Samstag, 19. November 2016

Preistexte Nachwuchs - Meike Wanner



















Laudatio zu Meike Wanners Gedicht „Im Treibhaus“
Im Spiel mit der Redewendung „im Glashaus mit Steinen um sich werfen“ zeichnet Meike Wanner ein etwas anderes Familienportrait: stellt das Treibhaus die Familie zunächst im wahrsten Sinne als eine Art Mikrokosmos oder Schutzraum dar, in dem ein Kind aufwachsen und gedeihen soll, wird schnell deutlich, dass dieses Gewächshaus anders ist.
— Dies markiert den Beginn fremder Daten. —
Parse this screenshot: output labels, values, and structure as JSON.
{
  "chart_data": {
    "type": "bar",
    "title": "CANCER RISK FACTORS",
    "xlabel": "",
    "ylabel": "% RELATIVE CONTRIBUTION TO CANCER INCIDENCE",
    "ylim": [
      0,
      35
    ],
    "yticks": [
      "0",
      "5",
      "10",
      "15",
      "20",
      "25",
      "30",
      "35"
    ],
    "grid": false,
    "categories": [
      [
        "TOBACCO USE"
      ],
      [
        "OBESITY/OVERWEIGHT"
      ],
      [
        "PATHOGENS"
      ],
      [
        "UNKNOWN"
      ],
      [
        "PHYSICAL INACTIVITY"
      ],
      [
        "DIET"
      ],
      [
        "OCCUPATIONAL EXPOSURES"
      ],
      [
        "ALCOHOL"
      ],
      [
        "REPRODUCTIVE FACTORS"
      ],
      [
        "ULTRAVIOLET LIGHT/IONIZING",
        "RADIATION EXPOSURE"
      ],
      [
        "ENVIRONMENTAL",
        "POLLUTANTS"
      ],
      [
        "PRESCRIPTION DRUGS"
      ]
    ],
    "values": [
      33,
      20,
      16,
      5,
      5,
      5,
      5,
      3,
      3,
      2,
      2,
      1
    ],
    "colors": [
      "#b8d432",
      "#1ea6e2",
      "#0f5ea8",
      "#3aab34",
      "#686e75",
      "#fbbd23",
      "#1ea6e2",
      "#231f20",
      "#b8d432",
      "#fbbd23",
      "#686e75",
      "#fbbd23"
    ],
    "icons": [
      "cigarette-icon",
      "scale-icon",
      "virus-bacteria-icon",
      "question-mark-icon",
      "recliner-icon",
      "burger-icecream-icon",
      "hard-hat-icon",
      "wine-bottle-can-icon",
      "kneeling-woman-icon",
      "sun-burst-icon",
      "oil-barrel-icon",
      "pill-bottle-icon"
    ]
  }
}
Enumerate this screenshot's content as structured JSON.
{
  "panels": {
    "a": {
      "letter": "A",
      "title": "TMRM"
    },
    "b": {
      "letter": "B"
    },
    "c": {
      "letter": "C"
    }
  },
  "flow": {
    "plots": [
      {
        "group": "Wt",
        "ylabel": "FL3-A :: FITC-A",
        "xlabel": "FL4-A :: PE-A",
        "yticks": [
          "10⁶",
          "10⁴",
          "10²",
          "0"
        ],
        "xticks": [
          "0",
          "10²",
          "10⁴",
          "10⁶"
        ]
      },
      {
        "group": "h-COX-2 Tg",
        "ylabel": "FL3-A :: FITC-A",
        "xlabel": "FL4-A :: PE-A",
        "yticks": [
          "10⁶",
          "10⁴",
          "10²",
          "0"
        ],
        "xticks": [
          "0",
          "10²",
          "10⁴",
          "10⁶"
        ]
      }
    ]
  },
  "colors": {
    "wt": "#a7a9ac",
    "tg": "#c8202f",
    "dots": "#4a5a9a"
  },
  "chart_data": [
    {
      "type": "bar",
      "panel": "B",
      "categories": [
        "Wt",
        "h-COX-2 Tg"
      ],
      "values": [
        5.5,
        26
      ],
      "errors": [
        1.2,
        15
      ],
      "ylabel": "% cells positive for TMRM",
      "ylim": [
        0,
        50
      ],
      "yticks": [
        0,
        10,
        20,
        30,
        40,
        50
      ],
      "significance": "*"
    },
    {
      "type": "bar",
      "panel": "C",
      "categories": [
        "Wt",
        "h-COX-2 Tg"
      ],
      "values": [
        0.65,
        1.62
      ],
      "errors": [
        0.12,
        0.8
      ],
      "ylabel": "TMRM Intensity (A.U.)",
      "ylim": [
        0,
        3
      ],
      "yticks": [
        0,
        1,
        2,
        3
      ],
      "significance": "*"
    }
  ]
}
Das Treibhaus besteht nämlich aus „väterlichem Panzerglas“, stabil genug, um die Familie zusammenzuhalten und einen Ausbruch daraus zu verhindern, ironischerweise kann es aber keinen (Wut-)Ausbruch innerhalb der vier Wände aufhalten. ...

Während des ganzen Gedichtes gelingt es Meike Wanner eine eigensinnige Spannung aufzubauen, indem sie dem Leser das Geschehen aus der Außenperspektive vorführt und ihn so die Rolle des bloßen Beobachters und stillen Mitwissers drängt. Man liest von fleißigen Lieschen, die hart arbeiten müssen, „um Tropfen zu trinken“, welche eigentlich ihre Überlebensgrundlage sein müssten. Es gibt auch „gemeine Stiefmütterchen“, die laut nach dem Jungen rufen. Doch welche Rollen beide in der inneren Familiendynamik genau spielen bleibt unklar. Es ist als wäre die Familie tatsächlich hinter Glas, sichtbar nicht funktionierend, ein Eingreifen von außen jedoch ist unmöglich. Mit nur wenigen Worten gelingt es Meike Wanner die ganze Tragik dieser Familiengeschichte zu fassen; die Protagonisten charakterisierend, jedoch nicht bewertend in ihren Aktionen, Mitgefühl weckend, aber den Leser außen vor und vor dem Glas lassend – geschrieben ist das Gedicht in dieser faszinierenden Balance, die nichts weiter als Zerissheit ist und mehr noch: diese Zerrissenheit, dieses Aufgewühltsein auch im Leser auslöst. Genau wie das Schlussbild, das einen Jungen zeigt, der inmitten von Trümmern spielt, die er selbst verursacht hat.